The practice of paying mortgage brokers based on YSP was widespread prior to the financial crisis, and there were calls to ban the practice long ago when it could have done some good. Unfortunately, the impact of the new FED rule will be more to prevent reintroduction of YSP payments sometime in the future. It is unlikely to have much of any impact on current lending activities because banks have significantly tightened their lending standards.
The net effect of YSP payments was that millions of people who received loans through mortgage brokers were actually steered into paying higher interest rates than they deserved. By adding an extra ¼ percentage point to the rate of the loan, the broker could receive hundreds, or even thousands of dollars more in commission, depending on the size of the loan.
While many good and well established loan brokers conducted themselves with high ethical standards, other brokers actively pushed consumers into high priced loans without regard to the cost to the borrower. Customers who qualified for the best rate on a 30 year fixed loan could be put in a higher rate for more commission. If the broker could convince the borrower to take an Option ARM loan - one of the riskiest types of mortgages - the broker might make even more money. Subprime borrowers were at even greater risk of being victimized through YSP payments.

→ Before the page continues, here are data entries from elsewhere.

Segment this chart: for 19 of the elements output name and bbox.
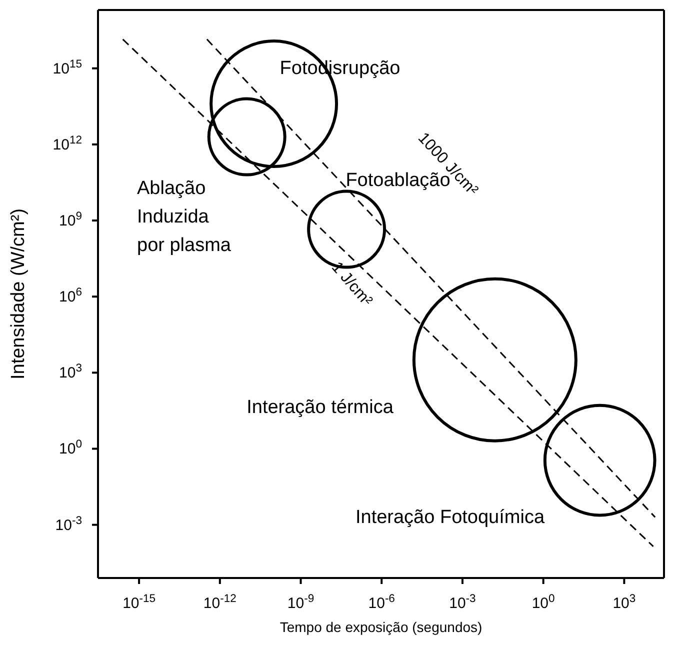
- y-tick-label: 10$^{6}$: [59, 286, 82, 306]
- x-tick-label: 10$^{3}$: [612, 593, 636, 612]
- y-tick-label: 10$^{15}$: [52, 58, 82, 78]
- x-tick-label: 10$^{-9}$: [287, 593, 314, 612]
- annotation: Ablação Induzida por plasma: [137, 178, 232, 256]
- y-tick-label: 10$^{-3}$: [55, 514, 82, 534]
- annotation: Interação Fotoquímica: [355, 506, 545, 528]
- y-tick-label: 10$^{3}$: [59, 362, 82, 382]
- annotation: Interação térmica: [246, 396, 394, 418]
- y-tick-label: 10$^{0}$: [59, 438, 82, 458]
- x-tick-label: 10$^{0}$: [532, 593, 555, 612]
- x-tick-label: 10$^{-3}$: [449, 593, 476, 612]
- x-tick-label: 10$^{-15}$: [122, 593, 156, 612]
- y-axis-title: Intensidade (W/cm²): [8, 208, 29, 380]
- y-tick-label: 10$^{9}$: [59, 210, 82, 230]
- x-axis-title: Tempo de exposição (segundos): [280, 619, 482, 635]
- x-tick-label: 10$^{-6}$: [368, 593, 395, 612]
- y-tick-label: 10$^{12}$: [52, 134, 82, 154]
- x-tick-label: 10$^{-12}$: [203, 593, 236, 612]
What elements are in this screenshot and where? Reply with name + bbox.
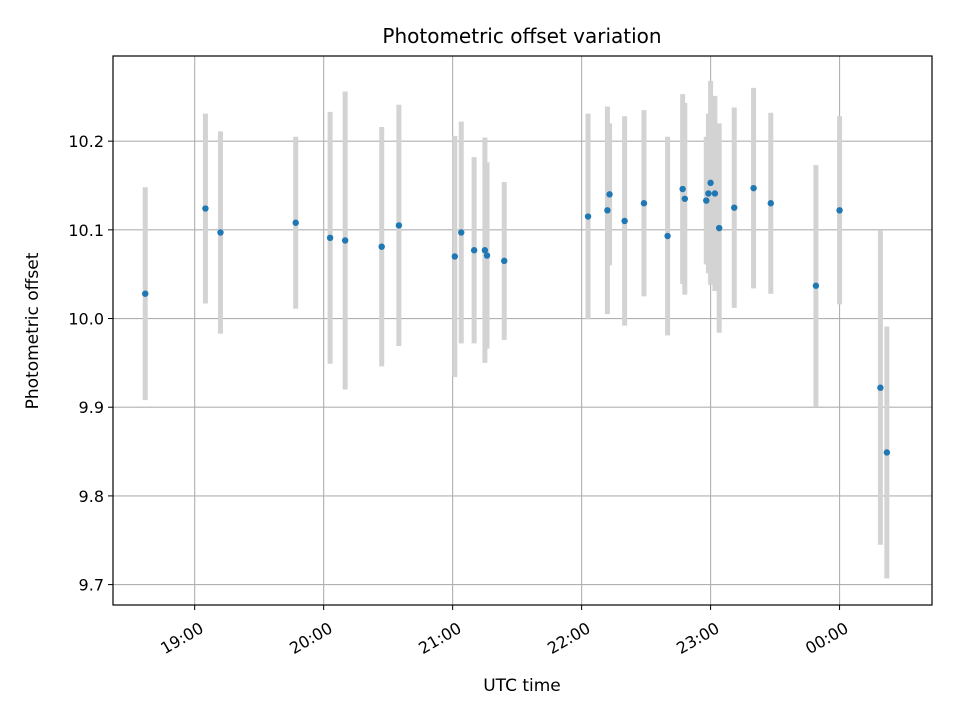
data-point (705, 190, 712, 197)
data-point (679, 185, 686, 193)
x-axis-title: UTC time (483, 676, 561, 696)
data-point (715, 224, 723, 232)
data-point (812, 282, 820, 289)
y-axis-ticks: 9.7 9.8 9.9 10.0 10.1 10.2 (68, 132, 113, 595)
data-point (584, 213, 592, 220)
data-point (483, 252, 491, 259)
data-point (378, 243, 385, 250)
y-tick-label: 9.7 (79, 576, 104, 595)
data-point (451, 253, 458, 260)
data-point (707, 179, 714, 187)
y-tick-label: 10.1 (68, 221, 104, 240)
y-tick-label: 9.8 (79, 487, 104, 506)
data-point (621, 217, 628, 225)
data-point (501, 257, 508, 265)
data-point (142, 290, 149, 297)
data-point (604, 207, 611, 214)
data-point (481, 247, 489, 254)
data-point (326, 234, 334, 242)
data-point (711, 190, 719, 197)
data-point (750, 184, 757, 192)
y-axis-title: Photometric offset (23, 252, 43, 409)
data-point (341, 237, 349, 244)
y-tick-label: 10.0 (68, 310, 104, 329)
y-tick-label: 10.2 (68, 132, 104, 151)
data-point (217, 229, 224, 236)
data-point (470, 247, 478, 254)
data-point (640, 200, 648, 207)
data-points (142, 179, 891, 456)
data-point (767, 200, 774, 207)
data-point (681, 195, 688, 202)
data-point (458, 229, 465, 236)
chart-title: Photometric offset variation (382, 24, 661, 48)
data-point (395, 222, 403, 229)
data-point (731, 204, 738, 211)
data-point (292, 219, 299, 226)
data-point (202, 205, 209, 212)
plot-frame (112, 55, 933, 606)
data-point (664, 232, 671, 240)
data-point (606, 191, 613, 198)
data-point (883, 449, 891, 456)
y-tick-label: 9.9 (79, 398, 104, 417)
data-point (836, 207, 843, 214)
data-point (877, 384, 884, 391)
data-point (703, 197, 710, 204)
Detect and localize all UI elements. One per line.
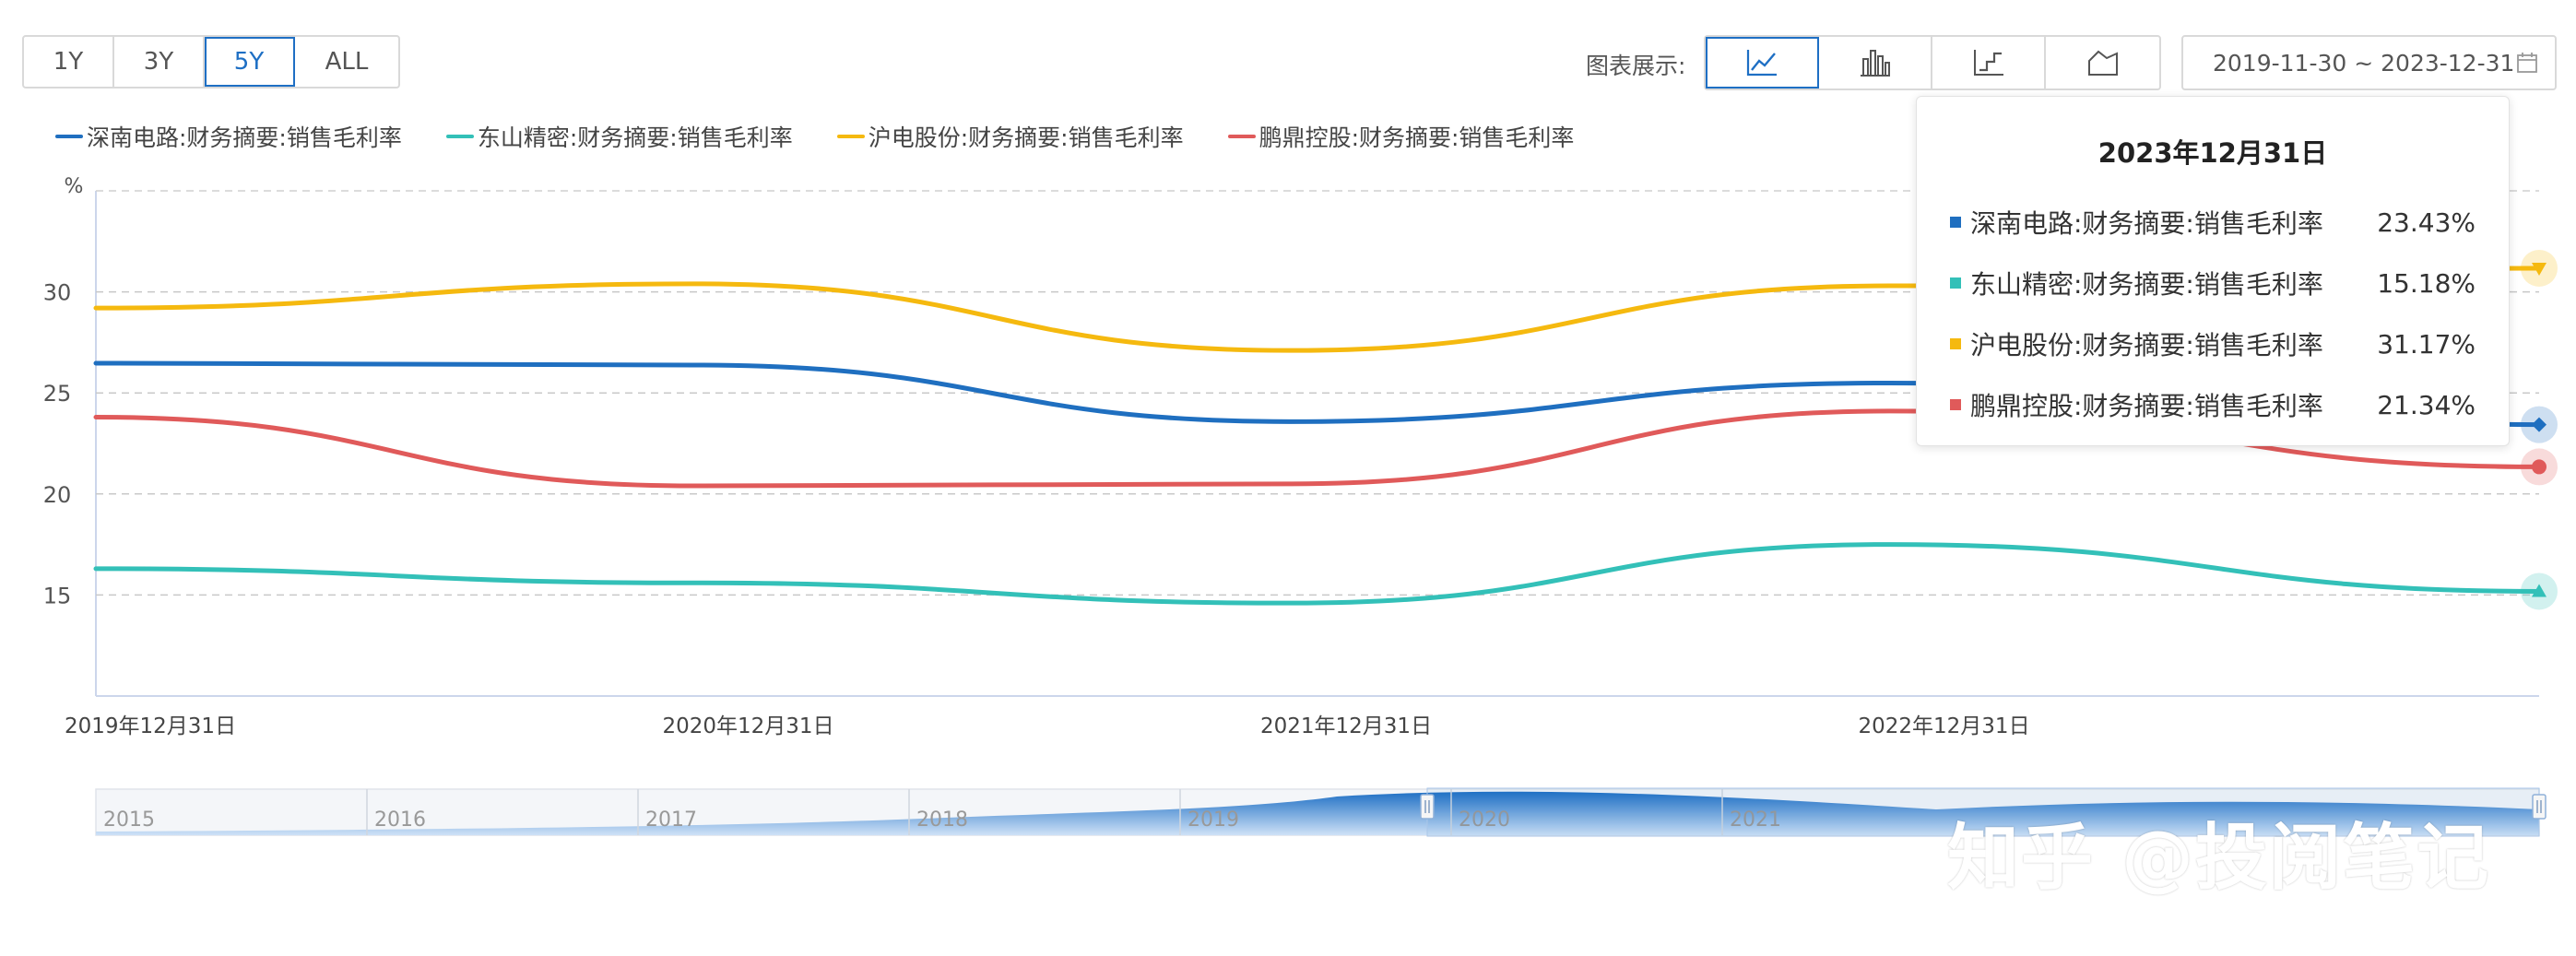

The end result of the practice was not just that many consumers paid more for their mortgage than they needed to, many were steered into risky loans and eventually needlessly lost their homes as a result.
Under the new rules, brokers can be paid based on the size of the loan, not based on the interest rate. Direct lenders are also restricted under the rules. They must put their clients into the best loan possible for their needs and can't knowingly steer their clients into higher priced loans without any legitimate reason.